- Paradigm: Multi-paradigm: scripting, imperative (procedural, object-oriented)
- Developer: Andreas Jönsson
- First appeared: 2003
- Stable release: 2.38.0 / August 8, 2025; 13 months ago
- Typing discipline: static, strong
- OS: Cross-platform
- License: zlib License
- Website: angelcode.com/angelscript/

Influenced by
- C++

= AngelScript =

Game oriented compiled scripting language

AngelScript is an open-source game-oriented compiled scripting language developed by Andreas Jönsson at AngelCode.

AngelScript features static typing, object handles (similar to C++ pointers but garbage collected via reference counting), object-orientation, single inheritance, multiple inheritance with interfaces. It allows operators to be registered and overloaded. AngelScript can be used with any C++ IDE, such as NetBeans, Geany, and Eclipse.

C and C++ functions can be called within an AngelScript environment. AngelScript's class syntax closely follows C++ classes by design: no proxy functions are required to embed AngelScript in C++ applications, easing the two languages' integration. There are several differences of AngelScript and C++:
- AngelScript does not support multiple inheritance. Multiple-inheritance functionality may be achieved with Interfaces.
- It is impossible to declare methods or properties outside of the class body.
- All methods (including constructors and destructors) are virtual.

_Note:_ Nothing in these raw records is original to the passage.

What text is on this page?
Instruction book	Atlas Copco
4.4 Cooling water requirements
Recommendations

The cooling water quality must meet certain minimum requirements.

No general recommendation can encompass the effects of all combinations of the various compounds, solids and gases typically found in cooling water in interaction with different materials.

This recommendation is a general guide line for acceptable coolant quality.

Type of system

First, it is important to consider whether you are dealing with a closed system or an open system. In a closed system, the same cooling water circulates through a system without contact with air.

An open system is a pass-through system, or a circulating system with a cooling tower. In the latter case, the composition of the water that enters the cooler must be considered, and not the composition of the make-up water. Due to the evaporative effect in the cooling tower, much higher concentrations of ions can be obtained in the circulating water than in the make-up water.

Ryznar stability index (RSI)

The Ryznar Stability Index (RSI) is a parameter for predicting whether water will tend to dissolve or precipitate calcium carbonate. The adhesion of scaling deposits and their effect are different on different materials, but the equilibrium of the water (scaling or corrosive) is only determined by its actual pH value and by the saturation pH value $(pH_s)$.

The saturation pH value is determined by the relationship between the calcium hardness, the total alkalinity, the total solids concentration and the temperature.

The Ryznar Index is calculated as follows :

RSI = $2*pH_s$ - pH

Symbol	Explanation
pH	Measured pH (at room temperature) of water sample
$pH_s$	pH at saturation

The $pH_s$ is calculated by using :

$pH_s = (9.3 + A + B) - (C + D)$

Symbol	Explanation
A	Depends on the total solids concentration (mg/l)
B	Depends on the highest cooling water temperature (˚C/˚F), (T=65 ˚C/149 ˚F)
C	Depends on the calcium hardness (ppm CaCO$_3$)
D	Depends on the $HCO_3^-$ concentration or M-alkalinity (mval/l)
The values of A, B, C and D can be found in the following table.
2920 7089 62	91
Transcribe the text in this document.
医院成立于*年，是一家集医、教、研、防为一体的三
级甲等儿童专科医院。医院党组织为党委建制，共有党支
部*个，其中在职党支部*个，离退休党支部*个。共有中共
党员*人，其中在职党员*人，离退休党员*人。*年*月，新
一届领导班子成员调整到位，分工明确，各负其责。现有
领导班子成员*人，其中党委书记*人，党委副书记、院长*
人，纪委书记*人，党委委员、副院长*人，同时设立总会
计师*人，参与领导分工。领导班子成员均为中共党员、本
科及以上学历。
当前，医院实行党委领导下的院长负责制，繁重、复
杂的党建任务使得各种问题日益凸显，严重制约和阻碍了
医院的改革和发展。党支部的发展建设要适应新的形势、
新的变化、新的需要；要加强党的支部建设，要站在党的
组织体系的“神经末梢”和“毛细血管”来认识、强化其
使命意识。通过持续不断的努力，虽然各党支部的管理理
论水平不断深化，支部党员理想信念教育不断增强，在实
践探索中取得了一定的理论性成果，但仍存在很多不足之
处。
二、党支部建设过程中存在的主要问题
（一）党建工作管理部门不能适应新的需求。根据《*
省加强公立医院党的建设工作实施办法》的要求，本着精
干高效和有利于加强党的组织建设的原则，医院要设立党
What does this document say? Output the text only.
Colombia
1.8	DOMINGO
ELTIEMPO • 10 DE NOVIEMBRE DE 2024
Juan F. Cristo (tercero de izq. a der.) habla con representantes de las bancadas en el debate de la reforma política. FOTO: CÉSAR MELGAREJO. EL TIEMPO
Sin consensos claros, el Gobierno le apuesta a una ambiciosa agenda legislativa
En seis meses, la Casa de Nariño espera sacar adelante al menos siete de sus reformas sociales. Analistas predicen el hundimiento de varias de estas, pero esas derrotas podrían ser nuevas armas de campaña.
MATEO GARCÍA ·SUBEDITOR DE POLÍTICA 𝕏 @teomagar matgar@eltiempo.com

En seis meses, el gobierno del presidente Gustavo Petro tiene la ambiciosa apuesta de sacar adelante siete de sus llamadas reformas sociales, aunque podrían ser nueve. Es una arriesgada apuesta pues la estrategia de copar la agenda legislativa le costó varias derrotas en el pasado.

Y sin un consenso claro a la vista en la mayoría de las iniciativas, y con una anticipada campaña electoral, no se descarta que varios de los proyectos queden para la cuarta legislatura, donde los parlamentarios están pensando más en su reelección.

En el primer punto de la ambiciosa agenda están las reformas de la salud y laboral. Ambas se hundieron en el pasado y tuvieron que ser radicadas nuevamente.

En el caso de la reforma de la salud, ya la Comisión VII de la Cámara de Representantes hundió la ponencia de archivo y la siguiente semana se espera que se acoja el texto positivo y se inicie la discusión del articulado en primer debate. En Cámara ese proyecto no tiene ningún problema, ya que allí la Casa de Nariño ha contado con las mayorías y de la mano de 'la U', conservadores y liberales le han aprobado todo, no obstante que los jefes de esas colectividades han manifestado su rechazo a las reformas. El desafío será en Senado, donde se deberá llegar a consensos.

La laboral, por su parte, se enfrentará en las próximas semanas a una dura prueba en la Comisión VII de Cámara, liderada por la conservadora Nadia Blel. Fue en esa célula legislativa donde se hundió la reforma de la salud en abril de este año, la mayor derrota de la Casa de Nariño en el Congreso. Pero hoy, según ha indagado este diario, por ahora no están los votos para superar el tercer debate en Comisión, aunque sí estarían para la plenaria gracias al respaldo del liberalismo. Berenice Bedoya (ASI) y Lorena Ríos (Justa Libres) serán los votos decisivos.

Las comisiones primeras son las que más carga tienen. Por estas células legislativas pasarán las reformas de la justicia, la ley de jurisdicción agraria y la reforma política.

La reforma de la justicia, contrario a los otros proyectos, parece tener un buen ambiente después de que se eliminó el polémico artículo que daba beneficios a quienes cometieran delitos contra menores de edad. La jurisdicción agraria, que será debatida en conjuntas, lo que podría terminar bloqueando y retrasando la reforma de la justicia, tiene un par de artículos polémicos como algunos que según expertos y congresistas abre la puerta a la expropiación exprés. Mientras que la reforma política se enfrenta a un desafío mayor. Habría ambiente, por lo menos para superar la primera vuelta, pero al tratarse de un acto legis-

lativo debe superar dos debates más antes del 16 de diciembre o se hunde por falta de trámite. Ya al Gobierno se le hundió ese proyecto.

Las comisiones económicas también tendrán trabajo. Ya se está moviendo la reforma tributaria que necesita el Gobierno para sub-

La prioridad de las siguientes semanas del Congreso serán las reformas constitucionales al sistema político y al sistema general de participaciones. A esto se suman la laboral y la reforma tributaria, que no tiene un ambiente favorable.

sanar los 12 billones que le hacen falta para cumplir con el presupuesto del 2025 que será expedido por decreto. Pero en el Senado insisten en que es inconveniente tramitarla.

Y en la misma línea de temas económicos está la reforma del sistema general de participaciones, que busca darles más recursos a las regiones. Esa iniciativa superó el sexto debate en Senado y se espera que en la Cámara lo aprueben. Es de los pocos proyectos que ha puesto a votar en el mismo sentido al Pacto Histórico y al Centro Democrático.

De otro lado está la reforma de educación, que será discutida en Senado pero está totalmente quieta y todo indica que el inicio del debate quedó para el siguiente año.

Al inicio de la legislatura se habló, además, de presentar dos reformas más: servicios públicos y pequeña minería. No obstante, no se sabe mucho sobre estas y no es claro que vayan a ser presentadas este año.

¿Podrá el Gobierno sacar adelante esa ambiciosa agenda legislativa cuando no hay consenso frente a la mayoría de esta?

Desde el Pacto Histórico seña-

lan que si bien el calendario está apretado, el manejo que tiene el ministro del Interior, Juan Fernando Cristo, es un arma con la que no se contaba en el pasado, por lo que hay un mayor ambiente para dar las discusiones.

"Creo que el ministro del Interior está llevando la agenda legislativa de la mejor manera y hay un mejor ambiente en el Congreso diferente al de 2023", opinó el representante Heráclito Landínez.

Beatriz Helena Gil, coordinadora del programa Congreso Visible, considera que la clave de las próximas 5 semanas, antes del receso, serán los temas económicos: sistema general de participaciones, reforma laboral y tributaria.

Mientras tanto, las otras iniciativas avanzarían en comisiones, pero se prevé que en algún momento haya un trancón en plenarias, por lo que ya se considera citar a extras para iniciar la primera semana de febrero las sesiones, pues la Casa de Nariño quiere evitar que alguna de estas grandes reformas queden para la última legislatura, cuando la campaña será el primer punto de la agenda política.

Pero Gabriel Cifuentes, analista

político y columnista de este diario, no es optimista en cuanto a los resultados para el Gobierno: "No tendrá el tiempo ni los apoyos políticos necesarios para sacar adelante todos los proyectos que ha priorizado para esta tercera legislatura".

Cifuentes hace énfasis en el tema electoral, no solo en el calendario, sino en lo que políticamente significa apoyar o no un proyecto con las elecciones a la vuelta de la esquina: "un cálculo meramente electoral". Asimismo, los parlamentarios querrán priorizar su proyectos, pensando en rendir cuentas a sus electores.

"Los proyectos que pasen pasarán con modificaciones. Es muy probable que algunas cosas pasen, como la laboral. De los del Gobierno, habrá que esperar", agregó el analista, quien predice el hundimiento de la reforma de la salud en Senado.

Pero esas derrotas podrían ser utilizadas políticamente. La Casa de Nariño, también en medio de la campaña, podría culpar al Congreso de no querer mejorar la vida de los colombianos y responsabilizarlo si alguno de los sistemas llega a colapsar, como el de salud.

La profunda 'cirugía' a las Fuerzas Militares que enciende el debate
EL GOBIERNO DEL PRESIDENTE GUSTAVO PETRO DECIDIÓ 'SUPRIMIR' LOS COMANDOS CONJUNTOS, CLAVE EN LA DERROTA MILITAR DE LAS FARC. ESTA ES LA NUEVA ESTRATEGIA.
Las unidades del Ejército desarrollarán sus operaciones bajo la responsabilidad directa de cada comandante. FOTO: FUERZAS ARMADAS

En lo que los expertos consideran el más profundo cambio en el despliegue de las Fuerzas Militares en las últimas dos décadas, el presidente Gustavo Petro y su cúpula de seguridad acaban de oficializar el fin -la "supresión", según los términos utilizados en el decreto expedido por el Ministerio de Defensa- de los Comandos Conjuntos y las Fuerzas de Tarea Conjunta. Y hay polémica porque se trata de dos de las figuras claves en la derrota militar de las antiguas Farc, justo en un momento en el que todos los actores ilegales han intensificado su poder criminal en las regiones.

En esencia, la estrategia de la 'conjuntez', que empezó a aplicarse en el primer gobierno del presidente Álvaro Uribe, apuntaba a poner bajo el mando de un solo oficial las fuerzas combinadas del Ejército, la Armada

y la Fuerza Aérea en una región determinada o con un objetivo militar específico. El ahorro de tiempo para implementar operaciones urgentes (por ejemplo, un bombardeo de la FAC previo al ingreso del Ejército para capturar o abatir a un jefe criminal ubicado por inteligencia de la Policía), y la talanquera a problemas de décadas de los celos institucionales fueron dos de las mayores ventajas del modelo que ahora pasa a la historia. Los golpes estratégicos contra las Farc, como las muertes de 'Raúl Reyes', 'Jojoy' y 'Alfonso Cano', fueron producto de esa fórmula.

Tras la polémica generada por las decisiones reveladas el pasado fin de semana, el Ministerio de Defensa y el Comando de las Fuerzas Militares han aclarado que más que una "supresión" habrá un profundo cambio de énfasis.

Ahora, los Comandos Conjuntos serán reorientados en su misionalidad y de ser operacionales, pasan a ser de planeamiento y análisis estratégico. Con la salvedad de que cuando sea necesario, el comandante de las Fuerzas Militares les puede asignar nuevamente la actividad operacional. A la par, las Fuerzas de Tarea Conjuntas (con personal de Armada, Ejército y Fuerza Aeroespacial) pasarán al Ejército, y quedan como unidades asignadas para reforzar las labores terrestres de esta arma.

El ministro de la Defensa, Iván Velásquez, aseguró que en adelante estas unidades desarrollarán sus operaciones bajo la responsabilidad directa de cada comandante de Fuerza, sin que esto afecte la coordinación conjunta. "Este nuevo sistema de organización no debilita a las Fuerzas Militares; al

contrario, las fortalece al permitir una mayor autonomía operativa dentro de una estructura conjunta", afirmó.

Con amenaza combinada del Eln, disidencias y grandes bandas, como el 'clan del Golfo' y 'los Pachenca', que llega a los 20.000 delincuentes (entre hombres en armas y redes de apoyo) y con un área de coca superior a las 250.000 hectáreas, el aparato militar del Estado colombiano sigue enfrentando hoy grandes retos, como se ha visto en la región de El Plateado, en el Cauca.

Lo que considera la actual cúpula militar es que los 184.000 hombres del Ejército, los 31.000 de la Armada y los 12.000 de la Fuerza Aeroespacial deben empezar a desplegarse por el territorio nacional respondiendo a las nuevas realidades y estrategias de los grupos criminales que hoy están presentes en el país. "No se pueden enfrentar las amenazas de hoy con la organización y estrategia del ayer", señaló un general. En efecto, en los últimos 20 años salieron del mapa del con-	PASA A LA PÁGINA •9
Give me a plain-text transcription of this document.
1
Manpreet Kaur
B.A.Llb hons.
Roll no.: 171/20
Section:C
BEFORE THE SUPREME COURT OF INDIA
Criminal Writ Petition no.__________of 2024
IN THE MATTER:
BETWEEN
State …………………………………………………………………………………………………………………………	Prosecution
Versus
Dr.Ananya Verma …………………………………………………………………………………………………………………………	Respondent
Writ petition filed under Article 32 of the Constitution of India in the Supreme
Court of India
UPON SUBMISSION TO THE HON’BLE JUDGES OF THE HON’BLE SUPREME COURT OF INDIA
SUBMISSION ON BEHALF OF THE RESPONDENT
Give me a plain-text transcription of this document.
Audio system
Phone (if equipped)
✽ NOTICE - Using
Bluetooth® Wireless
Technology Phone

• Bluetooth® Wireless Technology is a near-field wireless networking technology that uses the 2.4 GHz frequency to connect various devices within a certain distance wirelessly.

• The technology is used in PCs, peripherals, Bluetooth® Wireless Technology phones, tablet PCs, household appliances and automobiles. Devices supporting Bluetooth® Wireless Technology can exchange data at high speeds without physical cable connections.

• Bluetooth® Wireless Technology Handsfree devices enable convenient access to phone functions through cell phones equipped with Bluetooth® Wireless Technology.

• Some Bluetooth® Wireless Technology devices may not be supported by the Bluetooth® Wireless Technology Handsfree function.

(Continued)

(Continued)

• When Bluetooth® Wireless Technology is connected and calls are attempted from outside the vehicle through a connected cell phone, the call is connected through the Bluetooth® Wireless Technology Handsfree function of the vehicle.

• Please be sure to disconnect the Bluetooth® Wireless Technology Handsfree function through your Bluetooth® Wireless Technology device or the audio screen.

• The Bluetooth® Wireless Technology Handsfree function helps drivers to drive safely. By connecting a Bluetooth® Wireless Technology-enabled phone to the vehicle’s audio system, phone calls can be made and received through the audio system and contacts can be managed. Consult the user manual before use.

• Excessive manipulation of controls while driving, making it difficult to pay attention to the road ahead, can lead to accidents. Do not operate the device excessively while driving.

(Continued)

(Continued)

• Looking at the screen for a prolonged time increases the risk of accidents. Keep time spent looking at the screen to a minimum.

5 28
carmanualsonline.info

AngelScript is used in video game development, including

- Amnesia: The Dark Descent,
- Amy,
- Dustforce,
- Gekkeiju Online,
- Jazz Jackrabbit 2 Plus,
- King Arthur's Gold,
- Legend of the Guardians: The Owls of Ga'Hoole,
- Overgrowth,
- Penumbra: Overture,
- Penumbra: Requiem,
- Puddle,
- Rigs of Rods,
- Running with Rifles,
- Sine Mora,
- Star Ruler,
- SuperTuxKart,
- Sven Co-op,
- Warhammer: Mark of Chaos,
- and Warsow.

In addition, it is also supported as a scripting language in Urho3D. Hazelight Studios maintains a plugin that integrates AngelScript into the Unreal Engine; this plugin was used to write their game, It Takes Two, in AngelScript, the plugin is also used by Embark Studios in The Finals and ARC Raiders. It is also used at the University of Ulm in its interactive 3D-Animation program, as well as in robotics; for example, to program behavioral rules of robotic agents.